On July 27, Appellants filed a third expert report and curriculum vitae from Dr. Charles McKhann, and the report contained specific allegations about Jernigan’s negligence. On July 28, they filed a response to Jernigan’s motion to dismiss. The motion was granted on July 28 after a hearing on that date.
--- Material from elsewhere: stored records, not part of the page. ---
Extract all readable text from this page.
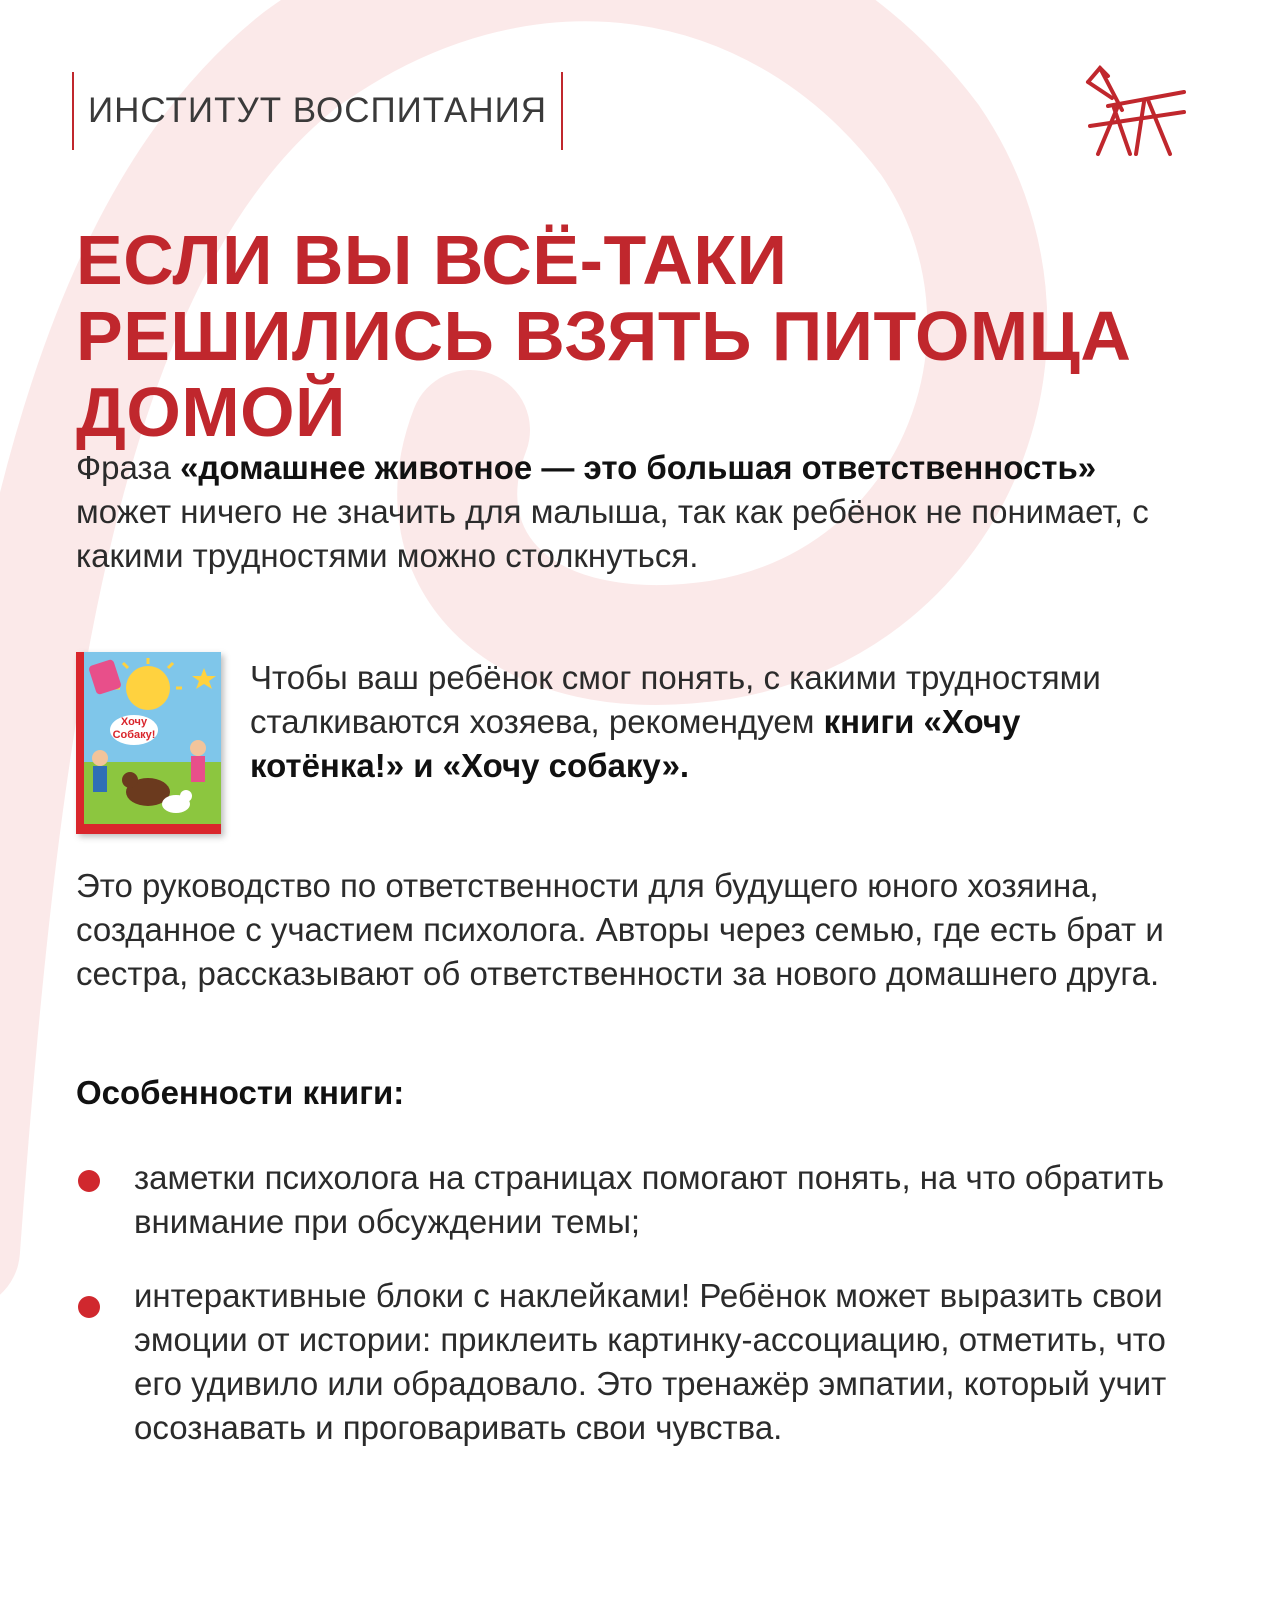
ИНСТИТУТ ВОСПИТАНИЯ
ЕСЛИ ВЫ ВСЁ-ТАКИ РЕШИЛИСЬ ВЗЯТЬ ПИТОМЦА ДОМОЙ

Фраза «домашнее животное — это большая ответственность» может ничего не значить для малыша, так как ребёнок не понимает, с какими трудностями можно столкнуться.

Хочу
Собаку!

Чтобы ваш ребёнок смог понять, с какими трудностями сталкиваются хозяева, рекомендуем книги «Хочу котёнка!» и «Хочу собаку».

Это руководство по ответственности для будущего юного хозяина, созданное с участием психолога. Авторы через семью, где есть брат и сестра, рассказывают об ответственности за нового домашнего друга.

Особенности книги:
заметки психолога на страницах помогают понять, на что обратить внимание при обсуждении темы;
интерактивные блоки с наклейками! Ребёнок может выразить свои эмоции от истории: приклеить картинку-ассоциацию, отметить, что его удивило или обрадовало. Это тренажёр эмпатии, который учит осознавать и проговаривать свои чувства.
Appellants also rely on Martinez v. Lakshmikanth, 1 S.W.3d 144 (Tex.App.-Corpus Christi 1999, pet. denied). Plaintiffs did not file an expert report, and 223 days after filing the lawsuit, they non-suited the cause. Id. at 145-46. Then they refiled the lawsuit. In the second suit, the defendants claimed that plaintiffs had 180 days from the filing of the first lawsuit to either file the expert report or non-suit; because they did neither in the 180 days, the only proper disposition of the case was a dismissal with prejudice. Id. at 146. The court held that section 13.01(e) places the burden on the defendant to file a motion for dismissal if the plaintiff has not filed the expert report within the 180 days. Id. at 147-48. “This Court will not reward defendants who ‘sit on their hands’ for forty-three days and allow the plaintiffs to non-suit their cause of action and refile. ... [T]hey have waived their right to the remedy provided in section 13.01(e).” Id. at 149.
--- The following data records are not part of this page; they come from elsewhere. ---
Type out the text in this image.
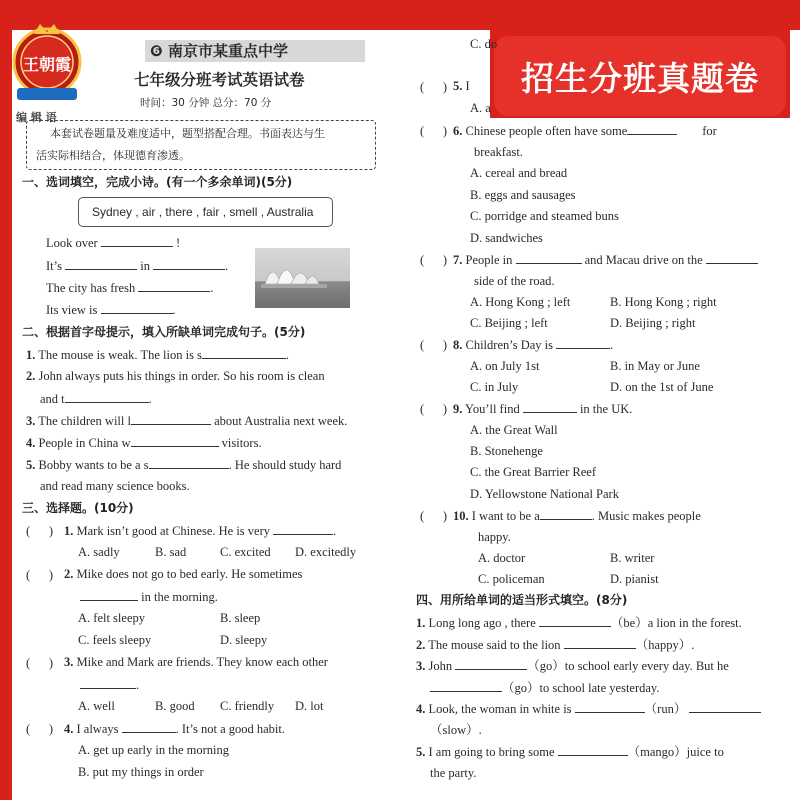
王朝霞
成长路上 · 阳光满天
招生分班真题卷
❻ 南京市某重点中学
七年级分班考试英语试卷
时间：30 分钟 总分：70 分
编 辑 语
本套试卷题量及难度适中，题型搭配合理。书面表达与生
活实际相结合，体现德育渗透。
一、选词填空，完成小诗。(有一个多余单词)(5分)
Sydney , air , there , fair , smell , Australia
Look over	!
It’s	in	.
The city has fresh	.
Its view is	.
二、根据首字母提示，填入所缺单词完成句子。(5分)
1. The mouse is weak. The lion is s	.
2. John always puts his things in order. So his room is clean
and t	.
3. The children will l	about Australia next week.
4. People in China w	visitors.
5. Bobby wants to be a s	. He should study hard
and read many science books.
三、选择题。(10分)
(      ) 1. Mark isn’t good at Chinese. He is very	.
A. sadly	B. sad	C. excited D. excitedly
(      ) 2. Mike does not go to bed early. He sometimes
in the morning.
A. felt sleepy	B. sleep
C. feels sleepy	D. sleepy
(      ) 3. Mike and Mark are friends. They know each other
.
A. well	B. good C. friendly D. lot
(      ) 4. I always	. It’s not a good habit.
A. get up early in the morning
B. put my things in order
C. do
(      ) 5. I
A. a
(      ) 6. Chinese people often have some	for
breakfast.
A. cereal and bread
B. eggs and sausages
C. porridge and steamed buns
D. sandwiches
(      ) 7. People in	and Macau drive on the
side of the road.
A. Hong Kong ; left	B. Hong Kong ; right
C. Beijing ; left	D. Beijing ; right
(      ) 8. Children’s Day is	.
A. on July 1st	B. in May or June
C. in July	D. on the 1st of June
(      ) 9. You’ll find	in the UK.
A. the Great Wall
B. Stonehenge
C. the Great Barrier Reef
D. Yellowstone National Park
(      ) 10. I want to be a	. Music makes people
happy.
A. doctor	B. writer
C. policeman	D. pianist
四、用所给单词的适当形式填空。(8分)
1. Long long ago , there	（be）a lion in the forest.
2. The mouse said to the lion	（happy）.
3. John	（go）to school early every day. But he
（go）to school late yesterday.
4. Look, the woman in white is	（run）
（slow）.
5. I am going to bring some	（mango）juice to
the party.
While not squarely on point, the broader meaning of Martinez is clear. A defendant must timely object to an inadequate expert report. In the present case, (a) failure to do so for 646 days after the lawsuit was filed, (b) considerable involvement in discovery, (c) the May filing of a motion for summary judgment based on *758“charitable immunity,” and (d) the deletion in an amended answer of language in the original answer which specifically referred to statutory prerequisites not being met is conduct inconsistent with an intent to complain about the reports. This conduct also misled Appellants, which worked an inequity on them. The trial court abused its discretion in refusing to find a waiver, and we sustain the issue.
Other Issues
Having sustained the “waiver” issue, based on which we will reverse the order of dismissal, we do not address Appellants’ other issues.
Conclusion
By waiting an extended period of time before complaining about Appellants’ expert reports, engaging in discovery, seeking a summary judgment on other grounds, and amending his answer to delete the reference to statutory prerequisites not being met, Jernigan impliedly waived his right to complain about the adequacy of the expert reports. We reverse the order of dismissal and remand the cause for further proceedings.
Justice GRAY, dissenting.
. The complaint about Appellees’ failure to timely object to the expert reports was preserved by its inclusion in Appellants' written response to Jemigan's motion to dismiss, and by Appellants' reference to the matter at the hearing on the motion. Tex.R.App. P. 33.1(a). Appellees do not complain about preservation of the complaint.
. In the usual circumstance, “waiver” is an affirmative defense. Cal-Tex Lumber Co. v. Owens Handle Co., 989 S.W.2d 802, 812 (Tex.App.-Tyler 1999, no pet.); Tex.R. Civ. P. 94.